Кстати, служил я в «черной сотне», то есть из всего взвода славян в нем было человек десять, а все остальные — киргизы, казахи и так далее. Я попал в свою часть благодаря тому, что по молодости профессионально занимался футболом и имел неоконченное высшее, а киргизы были откуда-то из глубинки, они все были хорошо развиты физически, борцы, каратисты, но при этом даже толком не понимали по-русски. Один из сослуживцев, курд по национальности, показывал свою фотографию, где он стоит в милицейской форме с сержантскими погонами, хотя при этом ему было 18 лет. Я спросил его, каким образом он умудрился дослужиться до такого звания. На что он ответил: «Дорогой, я с гор, у нас все возможно». Вообще, из разговоров с ними складывалась удивительная картина: те же курды жили абсолютно самостоятельно, у них было свое начальство, своя милиция, они сами решали, кого брать на службу. И они обожали Советский Союз — потому что им давали жить так, как они хотели.
У меня до сих пор много друзей, которые живут в государствах бывшего СССР — среди них и бывшие сослуживцы, и силовики, и даже воры в законе — все с ностальгией вспоминают Советский Союз. Не потому, что был коммунизм, разумеется, просто государство давало республикам жить свободно, независимо — был какой-то условный московский «общак», в который нужно было скидываться, но власть и законы у каждой республики были свои. Наблюдая за происходящим там сейчас, мои друзья, пожившие при советской власти, берутся за голову.
В целом же от армии у меня остались только хорошие впечатления. Правда, с тех пор меня «точканули» (точкованный — жарг. меченый. — РП) спецслужбы, так как я служил не в простых войсках.
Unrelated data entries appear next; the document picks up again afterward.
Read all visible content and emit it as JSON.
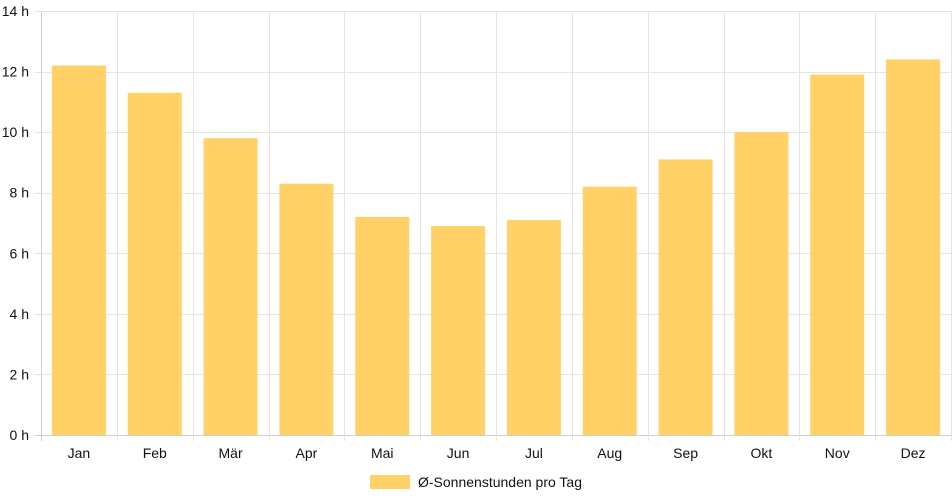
{
  "chart_data": {
    "type": "bar",
    "categories": [
      "Jan",
      "Feb",
      "Mär",
      "Apr",
      "Mai",
      "Jun",
      "Jul",
      "Aug",
      "Sep",
      "Okt",
      "Nov",
      "Dez"
    ],
    "series": [
      {
        "name": "Ø-Sonnenstunden pro Tag",
        "values": [
          12.2,
          11.3,
          9.8,
          8.3,
          7.2,
          6.9,
          7.1,
          8.2,
          9.1,
          10.0,
          11.9,
          12.4
        ],
        "color": "#ffd166"
      }
    ],
    "y_ticks": [
      "0 h",
      "2 h",
      "4 h",
      "6 h",
      "8 h",
      "10 h",
      "12 h",
      "14 h"
    ],
    "ylim": [
      0,
      14
    ],
    "grid": true,
    "legend_position": "bottom"
  }
}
После армии я пришел учиться на третий курс истфака, и с тех пор меня взяли в оборот эмвэдэшники: мне постоянно напоминали, что после окончания вуза меня ждут на работу в органах. Причем напоминали об этом регулярно: приходил участковый и спрашивал, нет ли желания продолжить службу в МВД; то же самое было и с университетскими чекистами. Для 1980-х годов это было нормально — многие выпускники нашего исторического факультета ушли служить в органы. Учителей истории готовили в местном пединституте, а в университете предполагалось, что ты станешь или профсоюзным работником, или партийным работником, или работником правоохранительных органов.
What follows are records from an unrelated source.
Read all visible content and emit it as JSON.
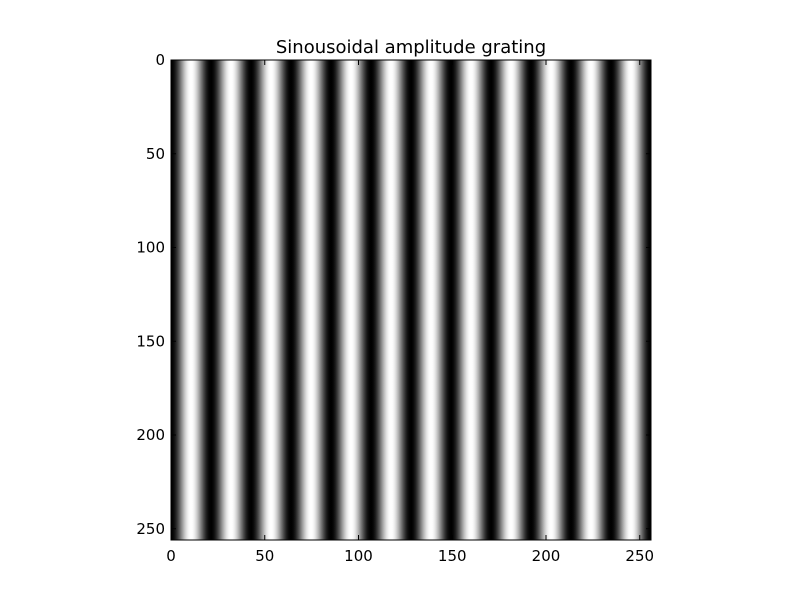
{
  "chart_data": {
    "type": "heatmap",
    "title": "Sinousoidal amplitude grating",
    "xlabel": "",
    "ylabel": "",
    "colormap": "gray",
    "grid": false,
    "image_width": 256,
    "image_height": 256,
    "grating": {
      "orientation": "vertical",
      "period": 21.33,
      "cycles": 12,
      "phase_at_x0": "dark",
      "amplitude_min": 0,
      "amplitude_max": 1
    },
    "xlim": [
      0,
      256
    ],
    "ylim": [
      256,
      0
    ],
    "xticks": [
      0,
      50,
      100,
      150,
      200,
      250
    ],
    "yticks": [
      0,
      50,
      100,
      150,
      200,
      250
    ],
    "xtick_labels": [
      "0",
      "50",
      "100",
      "150",
      "200",
      "250"
    ],
    "ytick_labels": [
      "0",
      "50",
      "100",
      "150",
      "200",
      "250"
    ]
  }
}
Фото из личного архива Олега Иванца
Другое дело, что наше окончание учебы как раз совпало с развалом страны (1991 год), поэтому никто просто не понимал, что делать дальше: профсоюзов как таковых нет, советских органов нет, в государственные органы пришли демократы. Оставались правоохранительные органы, но там тогда и деньги платили другие, и престижным это тогда не считалось — в милиции работали дети крестьян. У меня позже были попытки устроиться на работу в органы внутренних дел, я даже проходил стажировку в ФСО. Я этого не отрицал и не отрицаю. По тем временам это было вполне нормальным, хотя я уже тогда считал себя анархистом. В то время в спецслужбы стали устраиваться демократы — никого не интересовало, большевик ли ты, анархист, либерал. В милиции было очень много людей, которые открыто заявляли, что они, например, фашисты или националисты. И никто никого за это не увольнял. Кто-то называет это время бардаком, я бы назвал безумной демократией. Например, точно помню, что у нас среди членов Конфедерации анархо-синдикалистов (КАС) был майор Советской армии. Он выступал, давал интервью, хотя при этом являлся замполитом реальной воинской части. К нам в самарское отделение КАС как-то хотел устроиться майор милиции, тогда это никого не удивляло. Сейчас о своих взглядах в органах рассказывать, мягко говоря, не принято.
Самарское отделение КАС
На время моего обучения в университете пришлось еще одно ключевое событие в моей жизни — создание самарского отделения КАС. Примерно в 1990 году (я только вернулся из армии) друзья рассказали мне, что в нашем городе происходят странные вещи: появились демонстрации, протесты, оппозиция и тому подобное. Сказать, что я на тот момент уже считал себя анархистом, нельзя, а если попытаться описать мои политические взгляды, то я в то время скорее назвал бы себя демократом, который с подозрением относится к Западу. То есть мне были близки ключевые идеологические клише относительно демократии, и я их поддерживал, но при этом отрицательно относился как к методам демократов, так и к почитанию Запада (тогда как раз началась эта любовь к США: целовали их флаг, ждали, когда они пришлют нам еду). А параллельно со всем этим я занимался в рамках учебы историей анархизма, философией анархизма, готовил об этом диплом, поэтому взгляды анархистов мне были понятны.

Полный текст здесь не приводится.